Be aware that even though you feel you are doing your very best raising your child, sometimes your parenting strategies can be damaging to your child’s self-esteem and the parent-child relationship. Your child needs to grow up with a healthy level of self-esteem to be more resilient to the lessons learnt and the knocks taken in life. A good self-esteem enables your child in decision making, having confidence in the judgements she makes, knowing what is right and wrong and having an ability to ‘bounce back’ after a knock. Healthy self-esteem is especially important during your child’s adolescent years when the chances are she will experience peer pressure to experiment with cigarettes, drugs and alcohol.
When thinking about your parenting tactics consider the following:
- Do you bribe your child? Rewarding and praising children for admirable things they have done is good but using the short cut of bribing them is not. For example, if you say ‘if you do the washing up I’ll give you your pocket money’, it is not helpful because your child needs to understand from an early age that she is an important and responsible member of the family who needs to carry out everyday domestic tasks just like everyone else. Your child should not feel that she should be paid to do these things. Instead encourage her to take responsibility for certain duties as early as you can so that it just becomes second nature to her. Leaving this encouragement too late can make things very difficult. Even with small infants you can teach them the importance of tidying up after play time or putting away crayons after drawing activities
- Do you use threats to try and control? For example, ‘If you do not put your clothes away, you will not be going out to play this afternoon’. Threats are no more useful than bribes simply because they are incredibly hard to stand by and more often than not you renege on the threat allowing your child to get away with whatever it is they have or have not done. Your child soon learns that there is no meaning in your threats. Future threats become irrelevant to your child. If you really want to use a threat then you have to stand by it. Make it crystal clear that this is a final warning and then if you need to carry out the threatened form of punishment make sure that you do. This way you will less likely have to issue threats in the future
- Do you nag your child? If you find that you are nagging your child by constantly asking her if she has completed a task you soon find that you are assuming responsibility for her. Your child never realises that she is responsible for her own actions which is fundamental in building her self-esteem. Mum and Dad are always there to do what she should; she never accepts responsibility for things. When a child or teenager does not carry out an important task, for example getting up on time to get to school or a Saturday job, you should do nothing! Your child will soon learn that there will be a natural consequence to her failure like being scolded by a teacher or employer. The embarrassment she suffers at being reprimanded will be a lot more effective in her taking responsibility for herself than you repeatedly reminding her to do things (nagging!)

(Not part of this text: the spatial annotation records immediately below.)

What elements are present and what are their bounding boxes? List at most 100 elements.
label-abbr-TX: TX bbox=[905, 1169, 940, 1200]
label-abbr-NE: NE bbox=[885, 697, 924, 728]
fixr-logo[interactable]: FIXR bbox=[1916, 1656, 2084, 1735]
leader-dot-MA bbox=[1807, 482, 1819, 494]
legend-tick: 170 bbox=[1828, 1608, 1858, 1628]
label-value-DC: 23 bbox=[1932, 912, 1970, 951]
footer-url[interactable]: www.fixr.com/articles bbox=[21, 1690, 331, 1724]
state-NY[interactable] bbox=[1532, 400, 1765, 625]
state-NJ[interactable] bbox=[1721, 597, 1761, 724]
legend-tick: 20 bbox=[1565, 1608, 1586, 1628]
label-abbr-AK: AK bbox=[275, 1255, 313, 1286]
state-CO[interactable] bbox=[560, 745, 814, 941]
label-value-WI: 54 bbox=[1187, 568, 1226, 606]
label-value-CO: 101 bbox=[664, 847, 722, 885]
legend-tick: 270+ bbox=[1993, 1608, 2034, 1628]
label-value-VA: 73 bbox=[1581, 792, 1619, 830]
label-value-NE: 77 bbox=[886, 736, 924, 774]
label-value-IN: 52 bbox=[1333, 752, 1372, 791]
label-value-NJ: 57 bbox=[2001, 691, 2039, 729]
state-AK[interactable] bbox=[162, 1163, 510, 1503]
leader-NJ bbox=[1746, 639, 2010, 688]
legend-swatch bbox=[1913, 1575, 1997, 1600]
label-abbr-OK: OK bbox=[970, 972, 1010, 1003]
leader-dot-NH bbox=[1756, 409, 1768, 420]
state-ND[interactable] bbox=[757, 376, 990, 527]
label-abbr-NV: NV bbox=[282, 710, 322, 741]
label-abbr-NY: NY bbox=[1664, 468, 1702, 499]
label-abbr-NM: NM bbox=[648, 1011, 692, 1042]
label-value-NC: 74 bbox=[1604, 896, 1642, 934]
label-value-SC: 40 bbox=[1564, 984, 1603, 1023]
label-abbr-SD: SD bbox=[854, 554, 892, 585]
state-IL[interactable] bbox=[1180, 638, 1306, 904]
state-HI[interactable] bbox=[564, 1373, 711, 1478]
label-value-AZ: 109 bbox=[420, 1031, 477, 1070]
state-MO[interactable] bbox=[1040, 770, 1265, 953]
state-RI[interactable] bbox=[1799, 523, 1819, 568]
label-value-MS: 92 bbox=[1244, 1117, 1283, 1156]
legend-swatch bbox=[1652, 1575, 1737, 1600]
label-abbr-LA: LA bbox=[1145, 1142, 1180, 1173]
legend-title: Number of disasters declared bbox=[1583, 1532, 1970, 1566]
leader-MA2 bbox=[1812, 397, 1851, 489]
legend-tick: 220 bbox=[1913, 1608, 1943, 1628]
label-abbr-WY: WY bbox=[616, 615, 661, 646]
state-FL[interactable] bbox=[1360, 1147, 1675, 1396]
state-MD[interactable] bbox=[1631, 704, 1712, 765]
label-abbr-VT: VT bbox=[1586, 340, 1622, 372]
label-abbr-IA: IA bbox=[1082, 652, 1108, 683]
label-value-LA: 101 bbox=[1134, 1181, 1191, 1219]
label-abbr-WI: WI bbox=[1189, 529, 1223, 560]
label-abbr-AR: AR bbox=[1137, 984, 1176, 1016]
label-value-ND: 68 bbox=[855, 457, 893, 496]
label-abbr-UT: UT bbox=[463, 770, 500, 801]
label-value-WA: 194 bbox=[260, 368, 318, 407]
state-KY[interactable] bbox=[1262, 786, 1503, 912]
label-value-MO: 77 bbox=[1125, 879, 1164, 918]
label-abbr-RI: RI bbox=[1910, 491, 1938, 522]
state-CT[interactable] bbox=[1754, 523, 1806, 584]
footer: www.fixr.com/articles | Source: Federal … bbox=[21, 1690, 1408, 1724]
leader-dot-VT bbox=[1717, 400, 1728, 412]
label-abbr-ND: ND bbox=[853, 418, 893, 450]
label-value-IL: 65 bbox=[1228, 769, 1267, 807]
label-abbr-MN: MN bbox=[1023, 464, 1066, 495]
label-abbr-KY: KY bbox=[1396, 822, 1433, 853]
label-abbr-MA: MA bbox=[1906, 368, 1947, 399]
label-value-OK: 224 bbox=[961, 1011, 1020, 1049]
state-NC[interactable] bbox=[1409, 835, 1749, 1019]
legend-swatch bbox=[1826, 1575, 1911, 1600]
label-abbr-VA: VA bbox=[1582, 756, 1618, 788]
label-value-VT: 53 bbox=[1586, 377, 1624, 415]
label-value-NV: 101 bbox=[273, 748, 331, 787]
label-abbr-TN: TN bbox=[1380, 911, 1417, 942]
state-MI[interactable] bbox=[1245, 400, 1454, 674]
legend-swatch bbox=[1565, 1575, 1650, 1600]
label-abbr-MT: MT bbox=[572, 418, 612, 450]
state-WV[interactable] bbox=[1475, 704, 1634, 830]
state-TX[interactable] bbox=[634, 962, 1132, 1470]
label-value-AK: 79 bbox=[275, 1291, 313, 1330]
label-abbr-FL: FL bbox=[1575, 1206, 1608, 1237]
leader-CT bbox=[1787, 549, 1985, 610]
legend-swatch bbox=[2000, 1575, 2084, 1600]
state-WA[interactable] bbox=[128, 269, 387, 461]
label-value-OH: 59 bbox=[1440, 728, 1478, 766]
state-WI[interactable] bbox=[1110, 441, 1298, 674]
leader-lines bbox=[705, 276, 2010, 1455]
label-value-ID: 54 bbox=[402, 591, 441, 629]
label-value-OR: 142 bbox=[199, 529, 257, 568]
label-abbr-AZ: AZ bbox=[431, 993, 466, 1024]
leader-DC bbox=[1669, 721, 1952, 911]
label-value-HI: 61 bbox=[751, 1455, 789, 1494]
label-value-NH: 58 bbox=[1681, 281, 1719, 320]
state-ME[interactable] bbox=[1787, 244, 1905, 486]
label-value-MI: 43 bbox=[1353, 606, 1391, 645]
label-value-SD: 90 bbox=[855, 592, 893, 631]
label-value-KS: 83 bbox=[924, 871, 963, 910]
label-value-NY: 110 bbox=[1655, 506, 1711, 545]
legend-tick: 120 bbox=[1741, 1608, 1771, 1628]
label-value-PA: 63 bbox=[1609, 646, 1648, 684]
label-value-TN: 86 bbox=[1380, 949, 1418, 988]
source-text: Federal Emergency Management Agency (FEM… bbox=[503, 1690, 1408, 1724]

- How helpful is it to criticise? Usually it just leads to your child building up resentment, even though you are only trying to teach her the right way of doing things. To enhance your child’s self-esteem concentrate on trying to catch her doing something positive that you can praise. More positive recognition is required rather than negative
Other tactics to avoid are passing the buck – ‘Wait until your father get’s home!’ Deal with punishments in the moment. Smacking – it usually leads to rebellion. Insincere praise – is easily detected even by small infants. Find something to genuinely praise your child for.